I think, it's possible to make this API a bit more predictable if:
- DEL command fails to remove a key that is current/receive_next;
- opt.flags has CURR/NEXT flag that has corresponding `u8 current_key`
and `u8 receive_next` values. As socket lock is held - that makes
current_key/receive_next change atomic with deletion of an existing key
that might have been in use.
In result user may remove a key that's not in use or has to set new
current/next. Which avoids the issue with random MKT being used to sign
segments.
The MKT used to sign segments is already essentially random unless the
user makes a deliberate choice. This is what happens if you add two keys
an call connect(). But why is this a problem?
The issue is predictability and less control for a user on how the key
is selected.
Let's say as a user I have two MKTs A and B. I want to use A for 6 weeks
and then change to B. I want to switch to B as soon as the admin of the
peer adds the key and the peer sends me (rnext_key = B.id).
With your semantics currently a random key will be used as long as I
don't "lock" the id which means that rnext_key won't be respected.
So there's clearly less predictability for a user to select current key
in use.
Applications which want to deliberately control the send key can do so
with TCP_AUTHOPT_FLAG_LOCK_KEYID. If that flag is not set then the key
with send_id == recv_rnextkeyid is preffered as suggested by the RFC, or
a random one on connect.
I think your suggestion would force additional complexity on all
applications for no clear gain.
I disagree. From RFC (3.1):
"It is presumed that an MKT affecting a particular connection cannot be
destroyed during an active connection -- or, equivalently, that its
parameters are copied to an area local to the connection (i.e.,
instantiated) and so changes would affect only new connections."
which means that the user shouldn't be able to remove a key in use.
So, by default you should return an error if the key in use being deleted.
The only use-case to delete a key that is in use is if it has been
compromised RFC(6.1):
"Deciding when to start using a key is a performance issue. Deciding
when to remove an MKT is a security issue. Invalid MKTs are expected to
be removed. TCP-AO provides no mechanism to coordinate their removal, as
we consider this a key management operation."
I might misread the RFC, but it seems that shouldn't happen in an
ordinary usage scenario (as long as the user don't --force removal of
the compromised key in an exceptional case).
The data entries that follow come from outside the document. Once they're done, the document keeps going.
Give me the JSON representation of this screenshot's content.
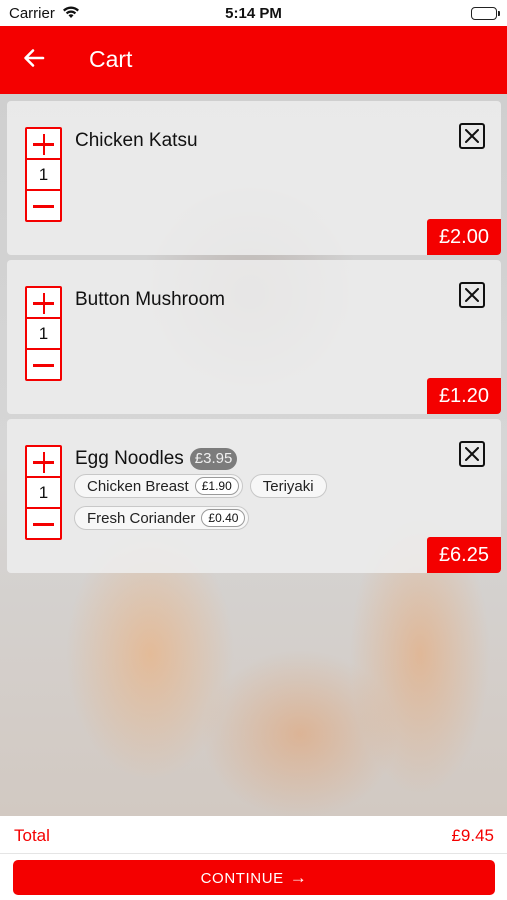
{
  "status_bar": {
    "carrier": "Carrier",
    "time": "5:14 PM"
  },
  "header": {
    "title": "Cart",
    "back_icon": "arrow-left-icon"
  },
  "cart": {
    "items": [
      {
        "name": "Chicken Katsu",
        "quantity": "1",
        "price": "£2.00",
        "base_price": "",
        "options": []
      },
      {
        "name": "Button Mushroom",
        "quantity": "1",
        "price": "£1.20",
        "base_price": "",
        "options": []
      },
      {
        "name": "Egg Noodles",
        "quantity": "1",
        "price": "£6.25",
        "base_price": "£3.95",
        "options": [
          {
            "label": "Chicken Breast",
            "price": "£1.90"
          },
          {
            "label": "Teriyaki",
            "price": ""
          },
          {
            "label": "Fresh Coriander",
            "price": "£0.40"
          }
        ]
      }
    ]
  },
  "footer": {
    "total_label": "Total",
    "total_value": "£9.45",
    "continue_label": "CONTINUE"
  },
  "colors": {
    "accent": "#f40000",
    "background": "#d8d8d8"
  }
}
So, if you allow a user to set current_key/rnext_key atomically with
removal - it seems to fit this --force use-case and let user more
control over which key is in use.
Key selection controls are only added much later in the series, this is
also part of the effort to split the code into readable patches. See
this patch:
https://lore.kernel.org/netdev/2dc569c0d60c80c26aafcaa201ba5b5ec53ce6bd.1635784253.git.cdleonard@xxxxxxxxx/
A separate issue with that one (if I'm not misreading) seems to be that
you're going to send segments with info->send_rnextkeyid if the deleted
key was TCP_AUTHOPT_FLAG_LOCK_RNEXTKEYID one.
And won't be able to verify the peer inbound segments/replies.
Removing a key while traffic is happening shouldn't cause failures in
recv or send code; this takes some effort but is also required to
prevent auth failures when a socket is closed and transitions to
timewait. I attempted to ensure this by only doing rcu_dereference for
tcp_authopt_info and tcp_authopt_key_info once per packet.